Yani, yaşamın sürdürülmesini merkeze koyamaz! Hiyerarşi olmadan, türcülük yapmadan, tüm canlıların yaşam hakkını amasız fakatsız savunamaz.
Kahramanımız, acaba şehrimizi mi seviyor yoksa sermayeyi mi?
Sesini yükseltti de biz mi duymadık? Partisinin zamanın Çevre Bakanı Veysel Eroğlu’nun Efemçukuru altın madenini Kanadalı şirket adına savunurken nerelerdeydi? Üç yüz bin kişinin gereksinimini karşılayacak Çamlı Barajı’nı partisi engellerken, bunun için “ahlâksız teklif” yapılırken Belediye Meclisinde haykırdı mı? “Hayır, bu baraj İzmir için gerekli!” diyebildi mi?
Yoksa partisinin Çevre Bakanı gibi o da “Kanadalı şirket Uluslararası Tahkime gider ve Türkiye’yi mahkûm ettirir?” mi diyenlerden miydi?
Bergama’da ekolojistler Eurogold altın şirketine direnirken, taşlı sopalı saldırı tuzağına düşürülürken de oralarda göremedik kendisini.
Biz korkmadan, yılmadan, usanmadan, yaşamdan vazgeçmeden ülkemizi savunurken nerelerdeydi bu beyefendi?
İzmir’de kentdelenler yapılıp kentin hava sirkülasyonu bozulurken ve hava kirliliğinin artmasına neden olan gayrimenkul şirketinin Belediye Meclisindeki görevlisi değiliz biz!

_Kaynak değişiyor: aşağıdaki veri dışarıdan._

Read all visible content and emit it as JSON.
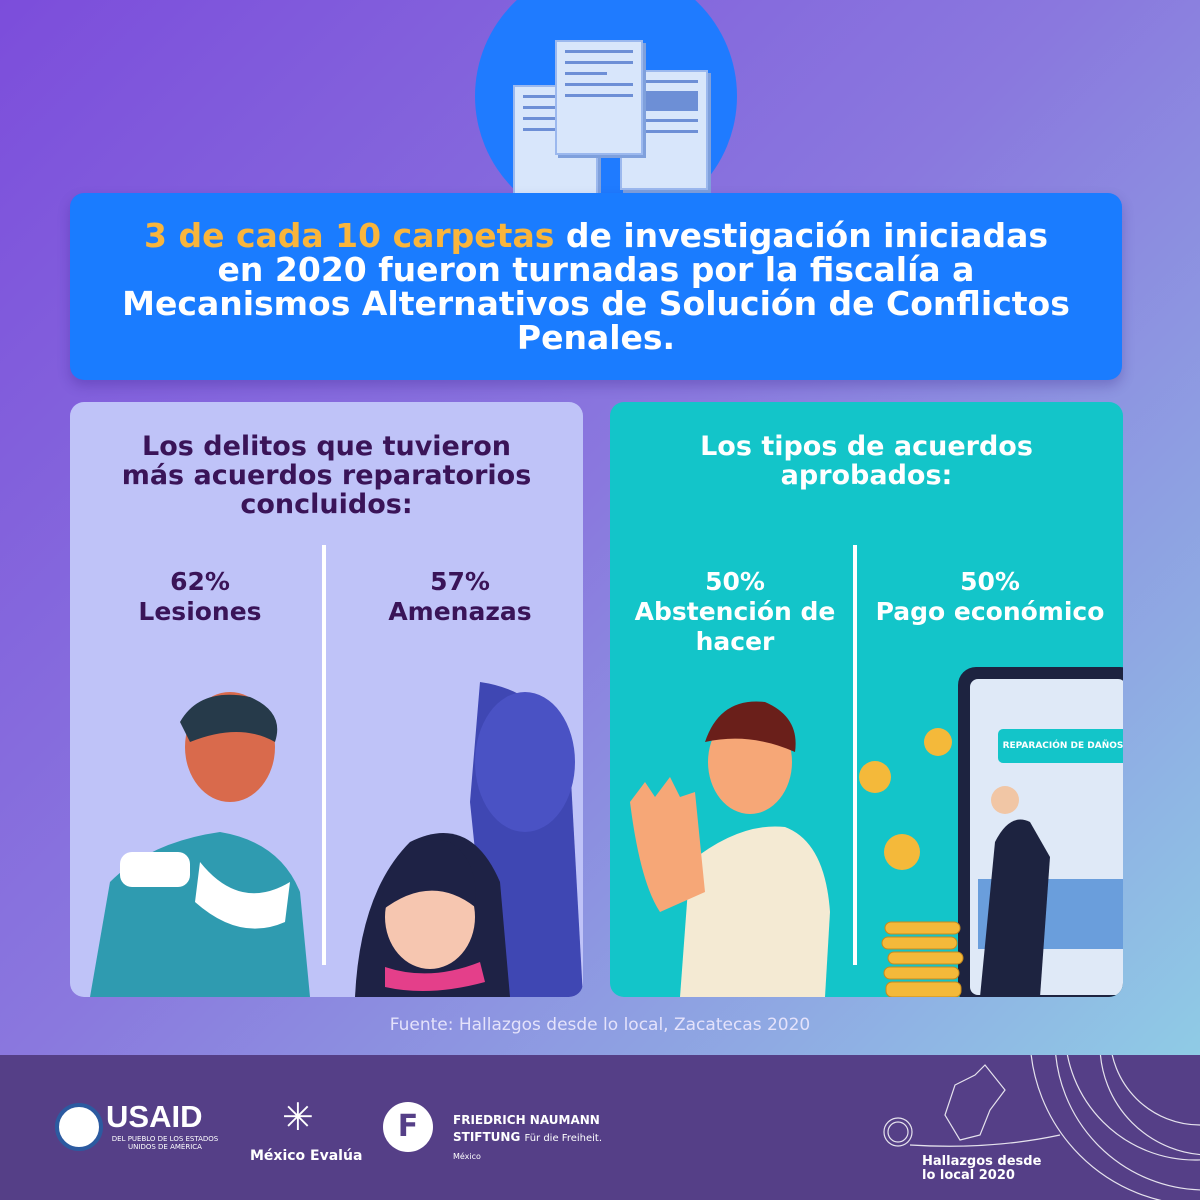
{
  "headline": {
    "highlight": "3 de cada 10 carpetas",
    "rest": " de investigación iniciadas en 2020 fueron turnadas por la fiscalía a Mecanismos Alternativos de Solución de Conflictos Penales."
  },
  "left_card": {
    "title": "Los delitos que tuvieron más acuerdos reparatorios concluidos:",
    "stats": [
      {
        "value": "62%",
        "label": "Lesiones"
      },
      {
        "value": "57%",
        "label": "Amenazas"
      }
    ]
  },
  "right_card": {
    "title": "Los tipos de acuerdos aprobados:",
    "stats": [
      {
        "value": "50%",
        "label": "Abstención de hacer"
      },
      {
        "value": "50%",
        "label": "Pago económico"
      }
    ],
    "screen_label": "REPARACIÓN DE DAÑOS"
  },
  "source": "Fuente: Hallazgos desde lo local, Zacatecas 2020",
  "footer": {
    "usaid": "USAID",
    "usaid_sub": "DEL PUEBLO DE LOS ESTADOS UNIDOS DE AMÉRICA",
    "mexico_evalua": "México Evalúa",
    "fn_line1": "FRIEDRICH NAUMANN",
    "fn_line2": "STIFTUNG",
    "fn_tag": "Für die Freiheit.",
    "fn_country": "México",
    "project": "Hallazgos desde lo local 2020"
  },
  "colors": {
    "banner": "#1a7cff",
    "highlight": "#f9b53c",
    "left_card": "#bfc3f8",
    "right_card": "#13c5c9",
    "footer": "#553f87"
  }
}
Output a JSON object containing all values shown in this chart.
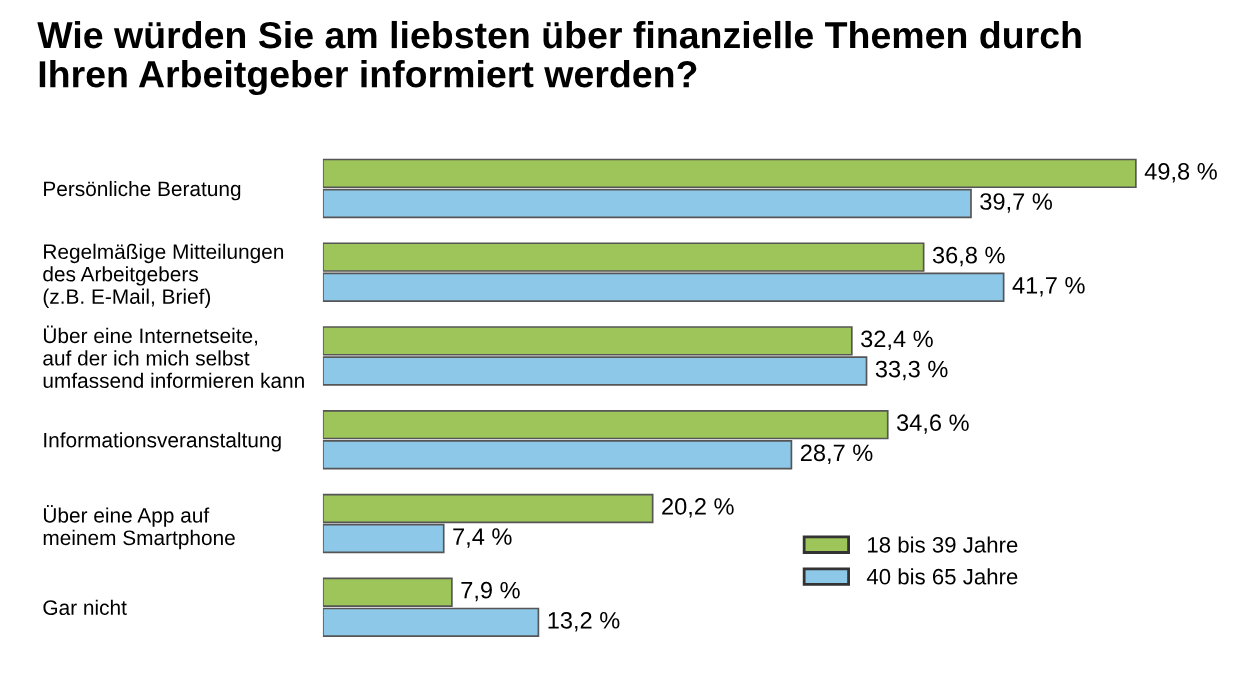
{
  "chart_data": {
    "type": "bar",
    "orientation": "horizontal",
    "title": "Wie würden Sie am liebsten über finanzielle Themen durch\nIhren Arbeitgeber informiert werden?",
    "categories": [
      "Persönliche Beratung",
      "Regelmäßige Mitteilungen\ndes Arbeitgebers\n(z.B. E-Mail, Brief)",
      "Über eine Internetseite,\nauf der ich mich selbst\numfassend informieren kann",
      "Informationsveranstaltung",
      "Über eine App auf\nmeinem Smartphone",
      "Gar nicht"
    ],
    "series": [
      {
        "name": "18 bis 39 Jahre",
        "color": "#9dc55a",
        "values": [
          49.8,
          36.8,
          32.4,
          34.6,
          20.2,
          7.9
        ],
        "value_labels": [
          "49,8 %",
          "36,8 %",
          "32,4 %",
          "34,6 %",
          "20,2 %",
          "7,9 %"
        ]
      },
      {
        "name": "40 bis 65 Jahre",
        "color": "#8ec8e8",
        "values": [
          39.7,
          41.7,
          33.3,
          28.7,
          7.4,
          13.2
        ],
        "value_labels": [
          "39,7 %",
          "41,7 %",
          "33,3 %",
          "28,7 %",
          "7,4 %",
          "13,2 %"
        ]
      }
    ],
    "tick_labels": false,
    "legend": "bottom right",
    "grid": false
  }
}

Bergama’da, Efemçukuru’nda, Çeşme Yarımadası’nda, Kazdağları’nda, Turgutlu Çaldağı’nda, Aydın’ da, Aliağa’da, Diyarbakır’da, Tunceli’de, Kayseri’de; ülkemizin hangi yaşam alanında hangi tür ekolojik sorun yaratılmak isteniyorsa oralardaydık ve yaşamları savunuyorduk.
Hani bizlere karşı lâf ederken bunları bir düşünsün derim.
Beyzademiz Tower, Kule, Plaza inşaatlarının iş takibi için görevli olduğu yerde konuşurken biz yaşam savunmasındaydık. Hiçbir çıkar, alkış, aferin falan beklemeden. Çünkü bizim yaşamımızın anlamı vardı ve bu varlık içinde yerini, işlevini bilerek yaşamı savunmaktı.
Kendisini, sağlıklı yerel politikaların, işlerin yapılmasını önleyen partisine değil de haksız eleştirdiği “çevreciler” ve CHP’ye emanet ediyorum.